A month ago she was out with her friends and they got drunk, which isn’t unusual. However, she posted a message in the family chat back then, although she probably only meant to send it to our dad whom she’s closest with. He also was the only one that got addressed directly.

Paraphrased, the message was as follows: “Have you ever thought about what would have been if Ben was still alive? That’s why I’m running up and down the hallway every day. I can’t take this anymore. Please, dad, I want to talk that out sober but I’m scared that you won’t understand. Nothing is working anymore. It’s not normal to cry all the time. I need help.”

Ben was our brother but he died seven years before she was even born. Our parents told us, it’s not a taboo subject. We all were born after him, my sister is the youngest.

The day after the message, everyone was quite pensive. When she came home, our dad talked with her but I don’t know how that went because nobody else was there and our dad never brought it up.

The topic wasn’t mentioned again since, my sister is not in therapy, she seems completely okay, nothing is out of the ordinary.
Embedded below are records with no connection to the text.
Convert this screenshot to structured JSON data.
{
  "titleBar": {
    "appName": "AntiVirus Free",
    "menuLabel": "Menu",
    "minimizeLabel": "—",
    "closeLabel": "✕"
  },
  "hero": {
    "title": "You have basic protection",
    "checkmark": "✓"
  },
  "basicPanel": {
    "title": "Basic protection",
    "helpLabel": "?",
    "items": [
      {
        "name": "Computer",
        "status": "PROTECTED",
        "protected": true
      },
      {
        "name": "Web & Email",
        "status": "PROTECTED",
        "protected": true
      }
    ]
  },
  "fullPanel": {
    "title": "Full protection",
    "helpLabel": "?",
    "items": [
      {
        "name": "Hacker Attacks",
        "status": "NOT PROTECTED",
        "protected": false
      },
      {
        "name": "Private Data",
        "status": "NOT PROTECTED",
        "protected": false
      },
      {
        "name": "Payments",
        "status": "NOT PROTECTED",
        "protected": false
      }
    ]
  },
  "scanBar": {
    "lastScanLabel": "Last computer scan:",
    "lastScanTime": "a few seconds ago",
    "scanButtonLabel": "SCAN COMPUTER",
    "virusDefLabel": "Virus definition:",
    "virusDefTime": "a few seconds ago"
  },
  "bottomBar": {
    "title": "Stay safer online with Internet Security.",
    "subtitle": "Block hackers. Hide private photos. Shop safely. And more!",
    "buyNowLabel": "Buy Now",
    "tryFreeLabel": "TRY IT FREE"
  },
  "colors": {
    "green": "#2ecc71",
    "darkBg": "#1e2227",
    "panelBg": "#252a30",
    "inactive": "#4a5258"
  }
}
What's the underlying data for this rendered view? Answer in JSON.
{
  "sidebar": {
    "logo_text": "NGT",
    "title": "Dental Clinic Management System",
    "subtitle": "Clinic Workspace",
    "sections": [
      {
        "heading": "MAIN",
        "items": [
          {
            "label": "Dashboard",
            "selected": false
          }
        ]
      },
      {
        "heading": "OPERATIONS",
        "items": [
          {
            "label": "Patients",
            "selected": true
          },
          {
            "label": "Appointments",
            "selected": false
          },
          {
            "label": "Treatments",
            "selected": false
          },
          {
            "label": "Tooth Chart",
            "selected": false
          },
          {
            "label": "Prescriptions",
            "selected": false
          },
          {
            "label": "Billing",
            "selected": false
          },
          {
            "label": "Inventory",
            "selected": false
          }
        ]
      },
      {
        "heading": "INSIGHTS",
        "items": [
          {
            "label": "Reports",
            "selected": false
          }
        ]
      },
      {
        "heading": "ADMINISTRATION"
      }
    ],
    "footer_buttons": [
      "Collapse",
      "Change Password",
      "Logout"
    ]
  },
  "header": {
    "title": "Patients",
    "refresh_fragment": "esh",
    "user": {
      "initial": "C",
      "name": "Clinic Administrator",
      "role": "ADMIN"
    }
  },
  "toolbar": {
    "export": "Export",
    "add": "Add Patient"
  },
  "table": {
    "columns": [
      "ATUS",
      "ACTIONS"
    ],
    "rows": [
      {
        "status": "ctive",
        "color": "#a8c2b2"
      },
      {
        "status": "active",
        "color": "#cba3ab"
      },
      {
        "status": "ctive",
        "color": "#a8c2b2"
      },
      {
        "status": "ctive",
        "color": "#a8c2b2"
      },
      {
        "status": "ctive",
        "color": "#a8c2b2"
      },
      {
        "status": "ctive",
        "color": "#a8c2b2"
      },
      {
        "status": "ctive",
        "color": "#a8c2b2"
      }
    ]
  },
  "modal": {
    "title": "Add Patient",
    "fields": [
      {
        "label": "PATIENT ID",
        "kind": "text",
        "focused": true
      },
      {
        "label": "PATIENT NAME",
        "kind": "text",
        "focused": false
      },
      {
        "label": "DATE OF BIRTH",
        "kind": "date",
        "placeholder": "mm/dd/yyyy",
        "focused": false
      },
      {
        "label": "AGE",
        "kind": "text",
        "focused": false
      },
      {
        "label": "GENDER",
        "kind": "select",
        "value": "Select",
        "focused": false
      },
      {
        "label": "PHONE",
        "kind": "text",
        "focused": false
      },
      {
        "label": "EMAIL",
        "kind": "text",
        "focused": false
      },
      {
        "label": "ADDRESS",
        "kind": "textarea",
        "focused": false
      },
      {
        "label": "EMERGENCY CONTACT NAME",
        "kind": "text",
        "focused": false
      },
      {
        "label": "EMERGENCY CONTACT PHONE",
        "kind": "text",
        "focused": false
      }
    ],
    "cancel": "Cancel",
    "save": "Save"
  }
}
Except she is still running down the hallway every now and then, though more infrequently.

I’m worried about her but she won’t talk with me. I don’t know if she talks with anybody about her issues. I just really don’t know what to do.

If your sister is unwilling to talk to you, you can’t force her to do so. All you can do is suggest that she seek help. If she’s interested and wants to take your advice, she will. Otherwise, she may not. Unfortunately, your power is limited.

People have to want to seek help. You cannot force someone into treatment except in cases of imminent danger to self or to others. Short of that extreme circumstance, encouragement is your best course of action.

You might also try suggesting family therapy. Since these issues involve both your father and deceased brother, your family could benefit from counseling. Again, you can suggest it but the family would have to agree to participate. It’s not something you can force. Make suggestions but realize there are limitations.

Even if the advice your offering is good, it doesn’t mean it’s going to be taken. That is a difficult lesson to learn in life. I wish you and your family the best of luck. Thanks for writing.